A Scottish hospital has saved hundreds of thousands of pounds by using radio frequency identification to track its medical devices, according to a report.

Forth Valley Royal Hospital, part of NHS Forth Valley, has made cost avoidance savings of £360,000 through placing active radio frequency identification (RFID) tags on 10,000 out of its 14,000 medical devices.

The real time data collection allowed the trust to see exactly which equipment was and wasn’t needed. In that way, it only purchased what was required and was able to sell on anything that wasn’t being used.

The research says that 75 syringe drivers at a cost of £134,370 were removed from service. An example of an avoided purchase were 12 bladder scanners at the cost of nearly £100,000.

The report is titled ‘Passive RFID Tracking of Mobile Medical Devices within Forth Valley Royal Hospital’, and says a further saving of £200,000 is anticipated in the next financial year.

Co-author Bryan Hynd, head of medical physics at the health board, told Digital Health News there had also been significant efficiency improvements through the introduction of RFID tracking. He said his team previously “spent a huge amount of time trying to locate equipment in the hospital”.

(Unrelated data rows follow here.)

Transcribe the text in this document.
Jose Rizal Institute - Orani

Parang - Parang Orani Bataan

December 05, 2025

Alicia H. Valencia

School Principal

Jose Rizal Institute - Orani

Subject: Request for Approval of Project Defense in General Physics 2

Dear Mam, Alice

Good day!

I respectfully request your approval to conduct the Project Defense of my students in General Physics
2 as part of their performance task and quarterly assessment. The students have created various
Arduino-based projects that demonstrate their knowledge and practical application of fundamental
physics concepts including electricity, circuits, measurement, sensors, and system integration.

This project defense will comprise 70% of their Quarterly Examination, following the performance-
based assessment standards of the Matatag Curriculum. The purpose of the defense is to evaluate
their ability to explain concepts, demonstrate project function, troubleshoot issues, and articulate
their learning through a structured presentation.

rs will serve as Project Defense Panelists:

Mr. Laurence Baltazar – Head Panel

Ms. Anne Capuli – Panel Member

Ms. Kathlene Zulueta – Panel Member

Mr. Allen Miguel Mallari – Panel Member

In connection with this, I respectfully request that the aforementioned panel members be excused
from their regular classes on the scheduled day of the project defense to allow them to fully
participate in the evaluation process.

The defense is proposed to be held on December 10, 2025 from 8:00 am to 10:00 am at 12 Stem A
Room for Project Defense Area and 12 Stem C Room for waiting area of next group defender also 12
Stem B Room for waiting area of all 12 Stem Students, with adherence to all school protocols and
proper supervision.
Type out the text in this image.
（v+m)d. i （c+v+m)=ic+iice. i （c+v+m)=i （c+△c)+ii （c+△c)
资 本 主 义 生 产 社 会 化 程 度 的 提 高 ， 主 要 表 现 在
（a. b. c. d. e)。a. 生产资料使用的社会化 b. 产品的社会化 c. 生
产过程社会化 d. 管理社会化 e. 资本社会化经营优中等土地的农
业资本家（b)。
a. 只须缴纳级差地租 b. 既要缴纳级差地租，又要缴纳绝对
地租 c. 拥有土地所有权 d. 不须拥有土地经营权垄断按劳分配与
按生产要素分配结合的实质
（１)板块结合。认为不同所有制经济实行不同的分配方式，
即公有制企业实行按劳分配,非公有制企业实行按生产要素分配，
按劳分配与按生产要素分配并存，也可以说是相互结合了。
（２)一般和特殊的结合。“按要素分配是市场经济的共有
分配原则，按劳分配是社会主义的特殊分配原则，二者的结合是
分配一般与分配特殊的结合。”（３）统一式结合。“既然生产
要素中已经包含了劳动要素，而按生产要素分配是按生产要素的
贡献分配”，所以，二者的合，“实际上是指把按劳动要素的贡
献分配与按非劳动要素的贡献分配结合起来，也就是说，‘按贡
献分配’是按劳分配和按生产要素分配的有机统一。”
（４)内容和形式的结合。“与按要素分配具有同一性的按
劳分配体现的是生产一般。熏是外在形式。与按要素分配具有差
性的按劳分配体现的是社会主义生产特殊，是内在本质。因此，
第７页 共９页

“The amount of time we were spending trying to locate equipment for maintenance was probably the same as actually carrying out the maintenance.”

The report, published 24 April by Hynd and Michael Dolan, the physical sciences national lead at the Scottish government, says tags begun to be placed in June 2014.

It said the main drivers behind using RFID tracking included time wasted by staff finding equipment, poor equipment utilisation so more devices than necessary were in circulation, and problems keeping track of a large number of mobile medical devices.

Hynd said that “we’ve known for years we actually have too much equipment”, but there was not the data to back it up.

He added that his team of 14 can now “pinpoint where in the hospital that equipment is, real-time, but so can the clinical staff”.

A passive tag at the NHS Forth Valley
A passive tag at NHS Forth Valley

By March 2017, 10,000 pieces of equipment had a RFID tag, which included 650 standard hospital beds, 60 specialist hospital beds and 400 patient monitors.

RFID works by using electromagnetic fields to automatically identify and track tags affixed to devices. Each tag has an unique device ID number, and is either active or passive, depending on whether it has a battery or not.

In January, the Department of Health said its pilot in six NHS trusts for tracking patients, devices and staff with barcodes was showing signs of improving patient safety.

The £12 million ‘scan4safety’ project could save lives and up to £1 billion in the next seven years, said the Department.

The pilot sites are using 2D barcodes rather than RFID technology.

Barcodes in the NHS are not new and many trusts have been using the GS1 barcode for years. GS1 standards are used in many different industries but in health they allow for a globally unique identification of each person, product and place within the NHS.

They are also system agnostic, allowing the exchange of this information between different care providers and systems.

Other tracking methods include the Countess of Chester Hospital NHS Foundation Trust’s plans to install TeleTracking Technologies sensors this year.

The static sensors placed throughout the hospital will use infrared to register the movement of readable tags. The trust’s wifi network will send these readings to a “centralised care co-ordination centre”, where the data will be collated, displayed and relayed to relevant teams.

NHS Forth Valley has invested £200,000 in RFID over two years, and says it has the largest number of fixed readers in any hospital in the UK.

The technology used is RFID Discovery which is the brand name for Harland Simon’s solutions.

Forth Valley Royal Hospital has 860 beds, 26 wards and 16 operating theatres, and serves a population of 300,000 in the heart of Scotland.

Hynd concluded that while “the main challenge is actually the time to do it in the first place, the pay back in terms of times and resources is pretty quick”.